# Predicting a Categorical Feature in Machine Learning

This notebook guides you through the steps to predict a categorical feature using machine learning. We will cover data preprocessing, model training, evaluation, and hyperparameter tuning.

In [None]:
# Step 1: Understand the Problem and Collect Data
# For demonstration, let's use the Iris dataset from sklearn

from sklearn.datasets import load_iris
import pandas as pd

# Load dataset
data = load_iris()
df = pd.DataFrame(data.data, columns=data.feature_names)
df['target'] = data.target

# Display the first few rows
df.head()


# Step 2: Data Preprocessing
## Handling Missing Values
# For simplicity, the Iris dataset does not contain missing values.


## Encoding Categorical Features
# In the Iris dataset, the target variable is already numerical, so no encoding is needed here.


In [None]:
## Feature Scaling
from sklearn.preprocessing import StandardScaler

scaler = StandardScaler()
df[data.feature_names] = scaler.fit_transform(df[data.feature_names])

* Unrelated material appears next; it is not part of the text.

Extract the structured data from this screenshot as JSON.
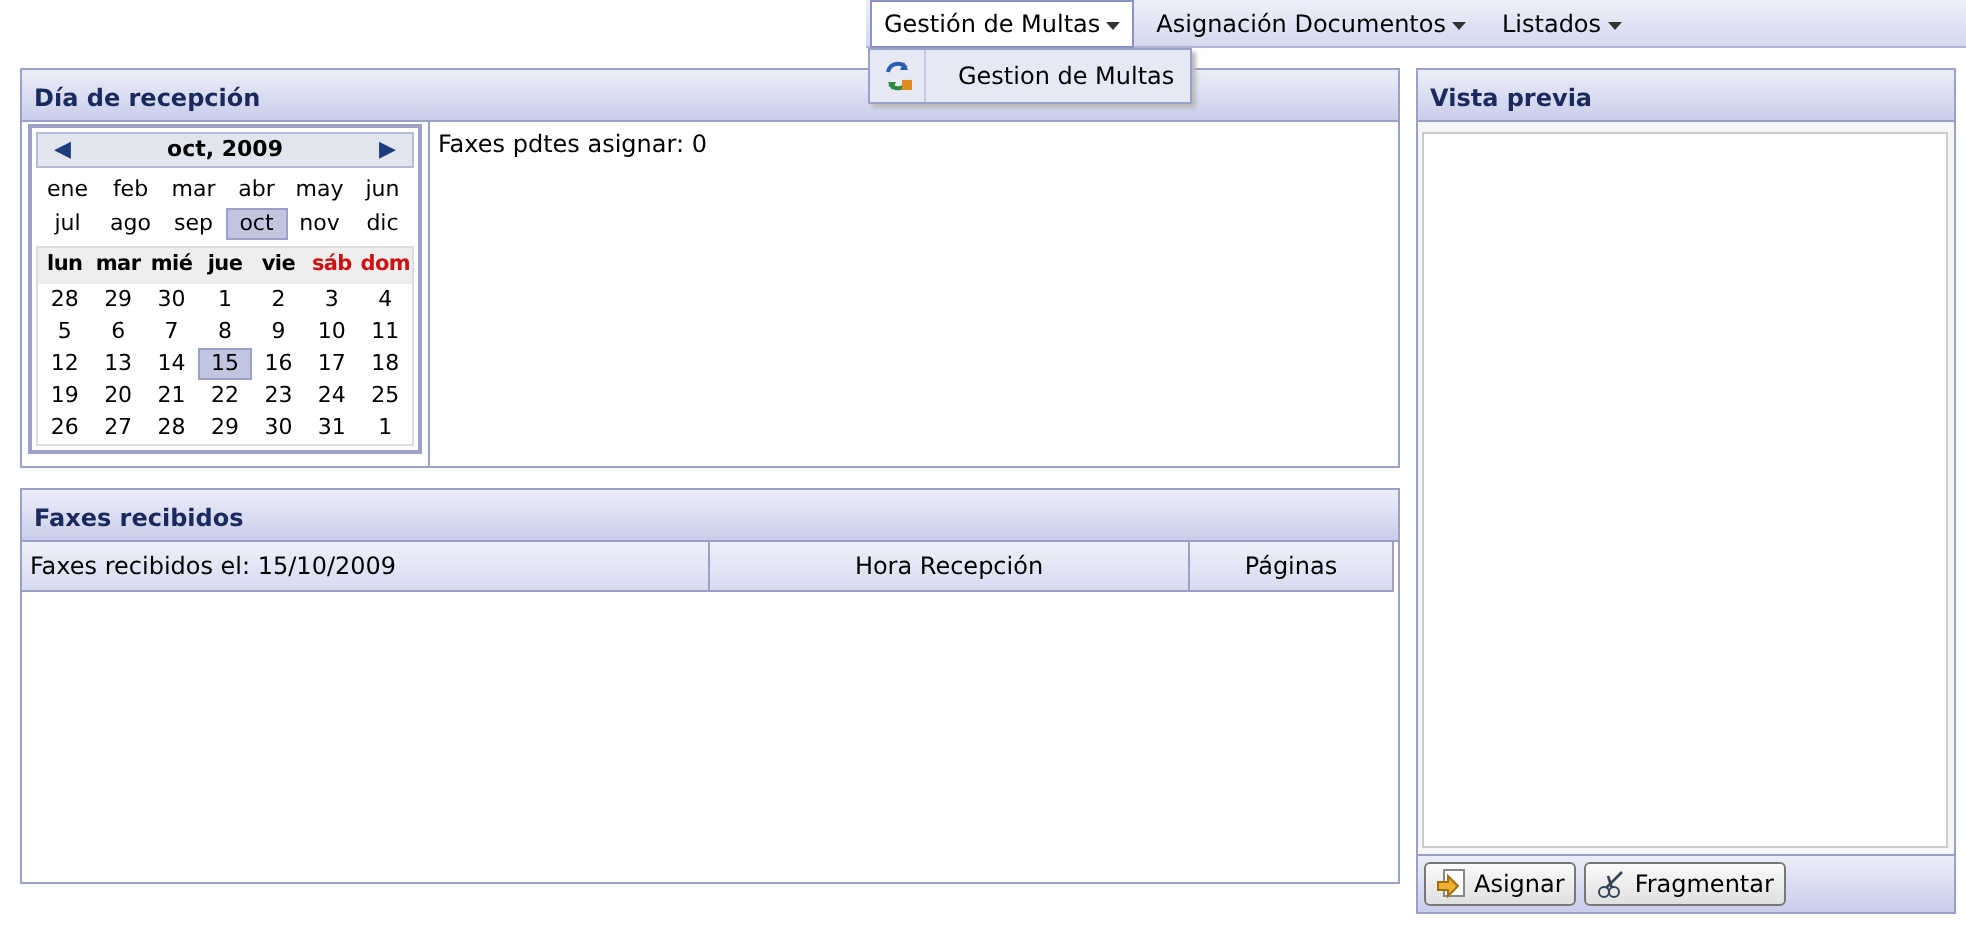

# Display the scaled features
df.head()


# Step 3: Exploratory Data Analysis (EDA)
## Analyze Data Distribution
import matplotlib.pyplot as plt
import seaborn as sns

# Pairplot to visualize relationships
sns.pairplot(df, hue='target')
plt.show()


## Detect and Handle Outliers
# Box plots to visualize outliers
for column in data.feature_names:
    plt.figure(figsize=(10, 5))
    sns.boxplot(x=df[column])
    plt.title(f'Box Plot of {column}')
    plt.show()


# Step 4: Feature Selection/Engineering
# For simplicity, we'll use all features from the Iris dataset.


In [None]:
# Step 5: Split Data into Training and Test Sets
from sklearn.model_selection import train_test_split

X = df.drop('target', axis=1)
y = df['target']
X_train, X_test, y_train, y_test = train_test_split(X, y, test_size=0.2, random_state=42)


# Step 6: Choose a Classification Algorithm
# We'll start with a RandomForestClassifier


In [None]:
# Step 7: Train the Model
from sklearn.ensemble import RandomForestClassifier

model = RandomForestClassifier()
model.fit(X_train, y_train)


# Step 8: Evaluate the Model

In [None]:
from sklearn.metrics import accuracy_score, classification_report, confusion_matrix

y_pred = model.predict(X_test)
print("Accuracy:", accuracy_score(y_test, y_pred))
print("Classification Report:\n", classification_report(y_test, y_pred))
print("Confusion Matrix:\n", confusion_matrix(y_test, y_pred))


# Step 9: Hyperparameter Tuning

In [None]:
from sklearn.model_selection import GridSearchCV

param_grid = {'n_estimators': [100, 200], 'max_depth': [10, 20, None]}
grid_search = GridSearchCV(RandomForestClassifier(), param_grid, cv=5)
grid_search.fit(X_train, y_train)
print("Best Parameters:", grid_search.best_params_)

# Step 10: Validate the Model

In [None]:
from sklearn.model_selection import cross_val_score

cv_scores = cross_val_score(model, X, y, cv=5)
print("Cross-Validation Scores:", cv_scores)
print("Mean CV Score:", cv_scores.mean())

# Step 11: Deployment and Monitoring
## This step involves deploying the model to a production environment and monitoring its performance.
## This is typically done outside the scope of a Jupyter Notebook.